Montana Gov. Greg Gianforte on Jan. 13 lifted COVID-19 restrictions on bars, restaurants, casinos and breweries and limits on in-person gatherings effective at 5 a.m. on Jan. 15.
“Improving our response to the pandemic has been my top priority,” Gianforte announced in a press release. “Today, I am issuing a new directive that removes or replaces the cumbersome layers of the existing ones. These new directives are clear. They are practical. They are commonsense. And they are easy to understand.”
Gianforte’s directive replaces previous directives from then-Gov. Steve Bullock. Gianforte says his directive provides clear, easy-to-understand guidance and repeals regulations on Montana small businesses, including restrictions on hours of operation and capacity.
Since March 2020, small business owners across Montana have worked to create a safe environment for their employees and customers while keeping their doors open. The new directive acknowledges the diversity of challenges businesses face in this pandemic and affords them the flexibility to develop and implement appropriate policies based on industry best practices, he said.
“We can reduce the burden on our small business owners while simultaneously protecting the health of Montana workers and customers. These are not mutually exclusive,” Gianforte said.
Where industry best practices do not exist, the governor’s directive states that “such policies should be developed and implemented in accordance with federal, state, and local regulations and guidance.”
His new directive provides for:
•PUBLIC GATHERINGS: Any public gatherings or events should be managed in a way that accommodates social distancing guidelines from the federal Centers for Disease Control and Prevention (the CDC).
•BUSINESSES: Businesses face diverse challenges in this emergency and need flexibility to serve their customers in a healthful environment. Therefore, businesses should make reasonable efforts to develop and implement appropriate policies based on industry best practices during this emergency. Where no such industry practices exist, such policies should be developed and implemented in accordance with federal, state, and local regulations and guidance regarding: social distancing; temperature checks and/or symptom screening; testing, isolating and contact tracing, in collaboration with public health authorities; sanitation; use of disinfection of common and high-traffic areas; teleworking.
•SCHOOLS: Access to school is essential to the developmental, social, mental, and educational needs of school-age children. Schools should make reasonable efforts to follow industry standards best practices recommended by the CDC and the Office of Public Instruction.
•GENERAL MASKING REQUIREMENTS: A statewide mask mandate remains in effect, as follows: A face covering that covers the mouth and nose shall be worn at all times in indoor spaces open to the public. Face coverings shall be provided for all employees and volunteers. All points of entry open to the public shall have a clearly visible sign posted stating: “Mask or face covering use required for ages 5 and older.”

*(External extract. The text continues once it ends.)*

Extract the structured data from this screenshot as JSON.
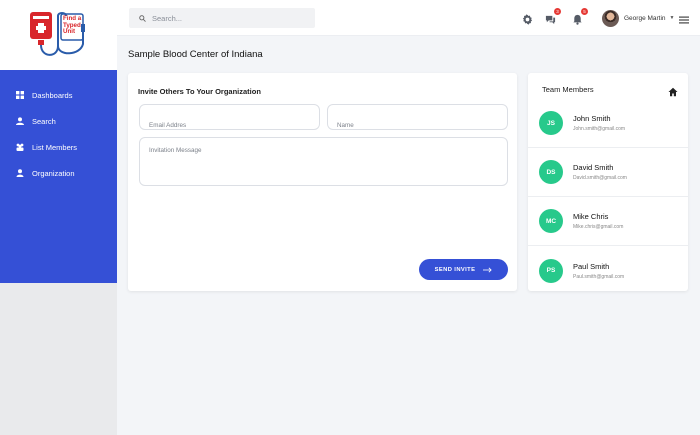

For any organized outdoor activity where social distancing is not possible or is not observed, a face covering that covers the mouth and nose shall be worn at all times.
The following are excluded from the directive: children under the age of 5; persons consuming food or drinks in an establishment that offers food or drinks for sale; persons engaged in an activity that makes wearing a face covering impractical or unsafe, such as strenuous physical exercise or swimming; persons seeking to communicate with someone who is hearing impaired; persons giving a speech or engaging in an artistic, cultural, musical or theatrical performance for an audience, provided the audience is separated by at least six feet of distance; persons temporarily removing their face covering for identification purposes; persons required to remove face coverings for the purpose of receiving medical evaluation, diagnosis or treatment; and persons who have a medical condition precluding the safe wearing of a face covering.
Accommodation must be made for those entitled under federal and state disability protections, including the Americans with Disabilities Act (ADA) and Montana Human Rights Act, labor laws, or other applicable law.
Businesses, other persons responsible for indoor spaces open to the public, and sponsors of organized outdoor activities are entitled to reasonably rely in good faith on the representations of employees, volunteers, contractors, customers, visitors, or members of the public regarding the applicability of the exceptions above. Reasonable, good faith reliance on such representations is an affirmative and complete defense to any enforcement proceedings brought pursuant to this
In a press conference Jan. 5, Gianforte provided a path to rescinding the statewide mask mandate. First, the most vulnerable Montanans are being vaccinated. Second, the Legislature sends to his desk a measure to protect businesses and schools from lawsuits if they make a good faith effort to protect individuals from the spread of coronavirus and follow clear public health guidelines.